PPSP poster from 1975, announcing a Chile-Spain solidarity meeting

The Progressive All-Student Unionist Camp (Προοδευτική Πανσπουδαστική Συνδικαλιστική Παράταξη, Proodeftiki Panspoudastiki Syndikalistiki Parataxi, abbreviated PPSP) was a students movement in Greece.

PPSP was founded in May 1966. The movement was able to gain considerable influence amongst student in Athens and Thessaloniki. PPSP published the magazine Spoudastikos kosmos (Σπουδαστικός κόσμος, 'Students World'). PPSP was a front organization of the Organisation of Marxists-Leninists of Greece (OMLE). During the Athens Polytechnic uprising PPSP member Grigoris Kollitsidas formed part of the University Coordination Committee.

With the fall of the Junta OMLE developed two other mass organizations alongside PPSP, the Progressive Workers Unionist Camp (PESP) and the Progressive Students Unionist Camp (PMSP, for secondary students).
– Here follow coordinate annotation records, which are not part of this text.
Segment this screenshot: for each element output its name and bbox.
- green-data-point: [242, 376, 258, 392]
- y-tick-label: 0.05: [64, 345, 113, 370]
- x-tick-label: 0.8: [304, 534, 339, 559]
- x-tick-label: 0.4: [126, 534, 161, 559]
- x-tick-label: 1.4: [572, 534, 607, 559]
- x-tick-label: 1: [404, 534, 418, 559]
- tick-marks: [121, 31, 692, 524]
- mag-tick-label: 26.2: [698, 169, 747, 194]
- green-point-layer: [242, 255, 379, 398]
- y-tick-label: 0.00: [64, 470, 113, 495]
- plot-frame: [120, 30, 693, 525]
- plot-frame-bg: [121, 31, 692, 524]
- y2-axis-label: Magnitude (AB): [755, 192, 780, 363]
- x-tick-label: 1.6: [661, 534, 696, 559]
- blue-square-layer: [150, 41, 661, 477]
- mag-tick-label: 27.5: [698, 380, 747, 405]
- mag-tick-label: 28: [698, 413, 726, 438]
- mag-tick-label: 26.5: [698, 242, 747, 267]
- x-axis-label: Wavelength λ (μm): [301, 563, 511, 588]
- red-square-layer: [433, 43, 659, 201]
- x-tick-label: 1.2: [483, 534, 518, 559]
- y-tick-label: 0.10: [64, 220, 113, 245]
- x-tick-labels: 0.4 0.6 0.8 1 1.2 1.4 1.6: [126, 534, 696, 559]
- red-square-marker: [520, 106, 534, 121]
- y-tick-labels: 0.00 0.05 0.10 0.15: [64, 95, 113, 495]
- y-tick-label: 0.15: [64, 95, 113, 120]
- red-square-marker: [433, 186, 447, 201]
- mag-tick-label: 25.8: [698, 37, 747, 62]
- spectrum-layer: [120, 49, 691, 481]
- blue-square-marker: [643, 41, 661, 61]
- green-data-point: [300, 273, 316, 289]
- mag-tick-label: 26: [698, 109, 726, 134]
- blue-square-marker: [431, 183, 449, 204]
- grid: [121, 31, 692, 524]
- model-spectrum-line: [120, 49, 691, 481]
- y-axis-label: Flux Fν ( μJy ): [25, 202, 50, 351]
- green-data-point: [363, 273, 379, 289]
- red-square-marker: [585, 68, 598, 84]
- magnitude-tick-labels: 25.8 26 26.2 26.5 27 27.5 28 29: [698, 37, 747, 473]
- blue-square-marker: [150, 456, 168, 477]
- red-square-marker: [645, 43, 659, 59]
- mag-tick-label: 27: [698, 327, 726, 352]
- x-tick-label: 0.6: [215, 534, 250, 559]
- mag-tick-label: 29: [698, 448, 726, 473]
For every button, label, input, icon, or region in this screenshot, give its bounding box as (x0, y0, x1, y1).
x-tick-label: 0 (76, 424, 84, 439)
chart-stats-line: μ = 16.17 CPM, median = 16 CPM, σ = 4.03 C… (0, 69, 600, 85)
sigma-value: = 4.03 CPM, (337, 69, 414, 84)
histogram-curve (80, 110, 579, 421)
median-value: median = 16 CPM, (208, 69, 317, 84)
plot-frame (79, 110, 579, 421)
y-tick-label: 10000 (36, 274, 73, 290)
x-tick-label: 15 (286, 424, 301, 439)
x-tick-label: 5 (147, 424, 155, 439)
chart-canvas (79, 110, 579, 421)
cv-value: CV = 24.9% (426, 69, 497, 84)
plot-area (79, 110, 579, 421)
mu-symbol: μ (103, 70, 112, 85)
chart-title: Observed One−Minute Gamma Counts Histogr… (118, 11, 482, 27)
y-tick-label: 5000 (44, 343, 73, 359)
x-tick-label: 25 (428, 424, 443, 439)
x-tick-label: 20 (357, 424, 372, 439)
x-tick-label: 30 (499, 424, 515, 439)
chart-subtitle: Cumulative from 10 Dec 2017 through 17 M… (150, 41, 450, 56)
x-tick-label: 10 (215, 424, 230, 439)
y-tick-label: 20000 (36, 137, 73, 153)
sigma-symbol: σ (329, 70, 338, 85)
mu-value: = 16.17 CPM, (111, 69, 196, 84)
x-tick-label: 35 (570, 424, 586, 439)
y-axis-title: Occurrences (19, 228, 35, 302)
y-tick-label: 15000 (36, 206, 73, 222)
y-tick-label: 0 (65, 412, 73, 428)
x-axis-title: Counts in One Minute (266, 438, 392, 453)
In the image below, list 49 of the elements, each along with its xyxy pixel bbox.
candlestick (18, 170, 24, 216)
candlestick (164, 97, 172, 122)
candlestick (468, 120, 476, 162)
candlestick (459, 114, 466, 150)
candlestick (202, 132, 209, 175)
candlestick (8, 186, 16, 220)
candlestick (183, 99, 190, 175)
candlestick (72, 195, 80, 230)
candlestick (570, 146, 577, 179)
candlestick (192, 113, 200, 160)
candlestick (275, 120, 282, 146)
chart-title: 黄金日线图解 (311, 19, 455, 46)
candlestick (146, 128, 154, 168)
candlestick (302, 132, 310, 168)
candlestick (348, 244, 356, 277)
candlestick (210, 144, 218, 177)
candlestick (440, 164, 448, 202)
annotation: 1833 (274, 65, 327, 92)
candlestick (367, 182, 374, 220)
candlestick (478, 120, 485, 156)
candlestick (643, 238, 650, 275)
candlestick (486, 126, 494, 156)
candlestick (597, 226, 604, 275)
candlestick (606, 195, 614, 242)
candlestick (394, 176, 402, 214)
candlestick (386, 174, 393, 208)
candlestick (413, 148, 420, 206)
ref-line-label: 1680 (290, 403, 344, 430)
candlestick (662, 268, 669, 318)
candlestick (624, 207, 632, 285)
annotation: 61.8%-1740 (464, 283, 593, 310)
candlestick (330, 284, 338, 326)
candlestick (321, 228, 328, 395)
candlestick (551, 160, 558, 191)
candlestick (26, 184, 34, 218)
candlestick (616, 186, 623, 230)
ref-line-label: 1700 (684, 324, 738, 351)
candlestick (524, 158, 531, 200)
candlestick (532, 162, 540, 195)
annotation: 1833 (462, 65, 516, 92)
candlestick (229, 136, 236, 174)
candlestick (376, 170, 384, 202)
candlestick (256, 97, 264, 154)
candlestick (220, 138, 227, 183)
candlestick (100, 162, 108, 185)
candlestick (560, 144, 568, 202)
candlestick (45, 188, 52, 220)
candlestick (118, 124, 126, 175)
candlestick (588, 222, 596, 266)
Later PPSP became the student wing of the Communist Party of Greece (Marxist-Leninist) (KKE(m-l)).

In December 1979 PPSP, Choros and AAPSE joined forces to combat "Law 815". Together they gained majorities at various student assemblies around the country. The assemblies voted to occupy university departments in Athens, Thessaloniki, Ioannina, Patras and Rethymno. After the protests had subdued the Greek government withdrew the law.

Following the fall of the Junta, PPSP contested student elections. In 1974 it obtained 2.64% of the votes. Thereafter the vote share of PPSP vacillated between 4.3% (1975), 5.47% (1976), 4.8% (1977), 5.4% (1978), 5.6% (1979), 5.6% (1980) and 2.1% (1981).